Ah, ich höre, der Kopf begegnet gerade
einem Wildschwein! „Guten Tag, Frau Wildschwein!“ grüßte der
Kopf. „Halt!“ grunzte das Wildschwein. „Ich will von dir
kosten!“ „Ein andermal“, sagte der Kopf. „ich bin schon dem
Peter Rumpf, dem Bären und dem Wolf davongelaufen. Da sollst du mich
auch nicht kriegen!“ und rollte – kantapper, kantapper – die
Wiese hinunter.
Bald werde ich wieder sitzen.
Stundenlang, mit Headset am Kopf. Wenn ich aufstehe und aufs Klo
gehe, wird der Aufseher schauen. Letztens hat auch er ein gelbes
T-Shirt getragen.
Ah, ich höre, der Kopf trifft einen
Gockel! „Guten Tag, Gockel!“ ruft der Kopf. „Was läufst du so
schnell?“, fragte der Gockel. „Bleib stehen, damit ich einen
großen Happen picken kann!“ „Keine Zeit!“, schreit der Kopf
und rollt – kantapper, kantapper – weiter. „Ich bin schon dem
Peter Rumpf, dem Bären, dem Wolf und dem Wildschwein davon gerollt.

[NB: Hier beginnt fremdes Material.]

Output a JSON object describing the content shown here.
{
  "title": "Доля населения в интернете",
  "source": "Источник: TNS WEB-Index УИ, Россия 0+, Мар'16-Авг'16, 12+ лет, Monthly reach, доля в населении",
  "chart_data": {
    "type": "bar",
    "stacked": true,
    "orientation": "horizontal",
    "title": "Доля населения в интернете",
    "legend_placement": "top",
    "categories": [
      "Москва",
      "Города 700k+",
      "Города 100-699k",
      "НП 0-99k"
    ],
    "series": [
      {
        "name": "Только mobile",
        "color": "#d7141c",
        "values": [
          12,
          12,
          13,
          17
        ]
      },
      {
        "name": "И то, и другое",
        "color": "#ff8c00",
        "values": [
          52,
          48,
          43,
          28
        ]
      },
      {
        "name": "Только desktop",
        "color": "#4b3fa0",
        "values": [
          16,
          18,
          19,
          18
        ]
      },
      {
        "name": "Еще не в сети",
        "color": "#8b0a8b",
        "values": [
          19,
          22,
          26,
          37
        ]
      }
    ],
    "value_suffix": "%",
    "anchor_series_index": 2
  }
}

Du hast mich auch nicht gekriegt!“
Zwischen der Bank, auf der ich sitze,
und der gelben Macht führt der Fußweg ins Nirgendwo vorbei, auch
ich bin diesen Weg hergekommen. Jetzt sitze ich unter der lieben
Birke. Sie breitet ihre vielen Arme über mich und muß sich dabei
anstrengen, immer wieder fallen ihre Arme zurück nach rechts. Aber
der Wind hilft ihr. Liebevoll steckt sie ihre Zweige wieder und
wieder über mich. Danke!
Ich segne eine junge Frau im Minirock.
Aufs Segnen hatte ich ganz vergessen. Ich habe noch Zeit zum Sitzen
und Segnen.
Eine Arbeitskollegin kommt vorbei. Wir
plaudern ein bißchen. Sie geht dann weiter und ich segne ihr
hinterher.
Den kenn ich auch! Den kenn ich!
Flüchtig, vor Jahrzehnten. Aus Selzthal. Er ist alt geworden.
Schade, daß ich mich nicht offen
segnen traue, sondern nur heimlich. Aber es ist besser so. Nur laß
ich mich dann leicht ablenken.
Mein Freund Joseph T. fällt mir ein.
Mit ihm habe ich vor vielen Jahren die Plaza Mayor in Salamanca voll
ausgesegnet. Wir sind gleichzeitig jeder eine Diagonale abgegangen,
mit segnenden Händen – die beiden Diagonalen – ein einziges
segnendes Kreuzzeichen. Wir haben damals alles gesegnet. Alles, was
auf dem Tisch war, alles um uns herum, alles auf diesem großen
Platz, den Platz selber. Auch die Regentropfen. Aber da sind wir
nicht nachgekommen mit dem Segnen.
Auch jetzt komme ich nicht nach. Es
kommen so viele Leute vorbei, die Segen brauchen könnten. Manchmal
fällt es mir leichter, manchmal fällt es mir schwerer. Immer wieder
schaue ich auf die Uhr.
Ich werde jetzt zur kleineren Platane,
die aber auch groß ist, hinübergehen und sie mit Handschlag
begrüßen. Vorher verabschiede ich mich noch von der großen und von
der Birke.
(Für die Passagen vom rollenden Kopf
habe ich mir das Märchen „Der dicke fette Pfannkuchen“ aus
Constanze Schargan, „Märchen für die Kleinsten“, Coppenrath
Verlag 2003, als Vorlage genommen und teilweise wörtlich zitiert, vor allem das Wort "kantapper".)